When it comes to mainstream Hollywood feature films, films like Zoolander, Terminator and Toy Story have taken their time with a sequel—at least a decade. Here are a few more films that have had sequels over a decade apart, some of which worked well, while others bombed at the box office:
Indiana Jones and the Kingdom of the Crystal Skull (2008)
This was a sequel to Indiana Jones and the Last Crusade, 19 years later. Jones the explorer is on yet another quest involving Russians and aliens, set during the Cold War. During the nearly two decade-gap, George Lucas, the producer, worked on a TV series, The Young Indiana Jones Chronicles. According to reports, he had been toying with the idea of including aliens in the narrative, and after several attempts and writers (such as M. Night Shyamalan), Lucas wrote the story himself. The film didn't do as well as its predecessors, though.
Wall Street: Money Never Sleeps (2010)
Oliver Stone directed Wall Street in 1987, which soon became a cult success. The film's highlight was the performance by Michael Douglas as Gordon Gekko, a stock trader who believes “greed is good”. In the sequel, 23 years later, Douglas is back as Gekko, who “publicly renounced” his insider trading tendencies, and is mentoring a young trader played by Shia LeBeouf. It didn't do as well as the first film, but Douglas managed to bring back his charismatic character to good effect.
Tron: Legacy (2010)
Jeff Bridges and Bruce Boxleitner reprise their roles as Kevin Flynn and Alan Bradley in this sequel to the 1982 Tron. Flynn's son, Sam, follows his father's footsteps rather involuntarily and gets pulled into the Grid. After enormous response from the video game, Tron 2.0, Disney invested in a sequel that worked well. The sci-fi sequel, with music composed by Daft Punk, was noted for its highly stylised visual effects.
The Godfather Part 3 (1990)
Released 16 years after The Godfather Part 2 (1974), the story (written by Mario Puzo) revolves around Michael Corleone (Al Pacino) resolving old sins as he tries to move on from his violent past. Francis Ford Coppola, who helmed the trilogy, was initially hesitant to take up the project. When he finally did agree to make the film (and call it The Death of Michael Corleone, which was later changed) it ended up failing at the box office. Fans were disappointed, while critics concluded that this was the worst of the three. However, the film had multiple nominations at the Academy Awards that year.

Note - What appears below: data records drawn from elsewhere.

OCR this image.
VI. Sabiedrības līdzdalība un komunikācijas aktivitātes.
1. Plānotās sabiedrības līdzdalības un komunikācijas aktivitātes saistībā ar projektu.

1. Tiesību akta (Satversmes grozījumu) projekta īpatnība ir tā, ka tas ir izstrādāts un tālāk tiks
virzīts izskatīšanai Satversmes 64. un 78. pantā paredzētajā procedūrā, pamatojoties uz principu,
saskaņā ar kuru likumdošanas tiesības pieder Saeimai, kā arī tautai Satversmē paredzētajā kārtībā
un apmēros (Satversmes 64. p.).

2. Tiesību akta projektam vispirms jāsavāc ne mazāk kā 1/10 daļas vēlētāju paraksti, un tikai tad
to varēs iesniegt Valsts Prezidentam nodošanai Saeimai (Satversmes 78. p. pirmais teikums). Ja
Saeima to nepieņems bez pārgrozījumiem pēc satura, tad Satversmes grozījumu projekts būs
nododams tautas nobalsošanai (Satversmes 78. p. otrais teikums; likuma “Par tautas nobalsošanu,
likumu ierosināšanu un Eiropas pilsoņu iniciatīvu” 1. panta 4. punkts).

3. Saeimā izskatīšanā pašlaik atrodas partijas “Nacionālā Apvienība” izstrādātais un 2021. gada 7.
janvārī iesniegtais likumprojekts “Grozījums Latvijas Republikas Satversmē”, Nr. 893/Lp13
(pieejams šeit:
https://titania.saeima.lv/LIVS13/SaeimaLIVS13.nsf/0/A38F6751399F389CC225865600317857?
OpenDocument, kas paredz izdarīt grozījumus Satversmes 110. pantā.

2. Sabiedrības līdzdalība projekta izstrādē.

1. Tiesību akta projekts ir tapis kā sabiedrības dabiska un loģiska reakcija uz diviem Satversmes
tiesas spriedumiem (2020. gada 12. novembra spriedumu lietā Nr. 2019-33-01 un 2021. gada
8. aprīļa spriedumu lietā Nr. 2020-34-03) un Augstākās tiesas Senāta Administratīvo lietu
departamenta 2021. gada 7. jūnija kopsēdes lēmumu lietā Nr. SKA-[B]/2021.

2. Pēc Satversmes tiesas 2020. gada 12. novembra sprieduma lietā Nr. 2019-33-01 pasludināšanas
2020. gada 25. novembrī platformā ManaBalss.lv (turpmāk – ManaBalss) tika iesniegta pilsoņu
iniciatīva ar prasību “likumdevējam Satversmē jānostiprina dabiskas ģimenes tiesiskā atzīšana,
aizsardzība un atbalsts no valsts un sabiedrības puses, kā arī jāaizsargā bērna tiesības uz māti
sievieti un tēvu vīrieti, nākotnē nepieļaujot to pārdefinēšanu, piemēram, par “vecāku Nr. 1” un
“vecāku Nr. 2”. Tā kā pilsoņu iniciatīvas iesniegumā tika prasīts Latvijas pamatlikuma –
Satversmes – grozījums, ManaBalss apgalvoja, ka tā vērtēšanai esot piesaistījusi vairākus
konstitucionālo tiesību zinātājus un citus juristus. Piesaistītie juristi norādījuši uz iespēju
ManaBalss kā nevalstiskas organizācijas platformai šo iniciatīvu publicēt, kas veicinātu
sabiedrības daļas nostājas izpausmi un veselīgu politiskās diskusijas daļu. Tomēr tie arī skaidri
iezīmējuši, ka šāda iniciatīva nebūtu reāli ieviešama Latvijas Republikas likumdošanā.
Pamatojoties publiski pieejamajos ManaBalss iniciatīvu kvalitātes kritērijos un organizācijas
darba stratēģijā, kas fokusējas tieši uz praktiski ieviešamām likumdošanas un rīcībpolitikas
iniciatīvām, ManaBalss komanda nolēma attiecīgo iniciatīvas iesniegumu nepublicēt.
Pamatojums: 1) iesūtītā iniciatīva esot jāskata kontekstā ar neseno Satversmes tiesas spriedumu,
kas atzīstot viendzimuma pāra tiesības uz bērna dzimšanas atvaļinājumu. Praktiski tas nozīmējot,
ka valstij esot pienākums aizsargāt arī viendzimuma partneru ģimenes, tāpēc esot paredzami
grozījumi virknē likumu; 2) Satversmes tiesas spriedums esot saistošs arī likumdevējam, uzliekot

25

Independence Day: Resurgence (2016)
Set 20 years after the original Independence Day (1996), the premise of the film is that the aliens come back to attack, this time much stronger. Jeff Goldblum and Liam Hemsworth star in the sequel, while the 1996 film starred Will Smith in the lead. Directed by Roland Emmerich, the first film was a runaway success, and was one of the top 100 highest-grossing films of all time. It even won the Oscar for visual effects. With so much on his shoulders, Emmerich's sequel had high expectations, all of which crashed terribly.
Basic Instinct 2: Risk Addiction (2006)
The first Basic Instinct, released in 1992, was a smash hit success as an erotic psychological thriller directed by Paul Verhoeven. Michael Douglas and Sharon Stone played characters that became cult favourites in a film that caused controversies but became immensely popular. Stone reprised her character role in the 2006 sequel directed by Michael Caton-Jones, while David Morrissey played a psychiatrist who is sent to evaluate her. It failed to make a splash at the box office, following which the plan for another sequel was cancelled.
Finding Dory (2016)
Thirteen years after clownfish Marlin (voiced by Albert Brooks) found his son Nemo, the father-son duo set out to find Dory (Ellen DeGeneres). One of Pixar's finest films, 2003's Finding Nemo had grossed ten times its budget and was a favourite among children and adults alike. Disagreements between Disney and Pixar in 2005 had led to some delay, but the sequel was in development stage only by 2012. Finding Dory broke records as one of the highest-grossing animated films of all time, proving that this was one sequel that did well even after a long gap.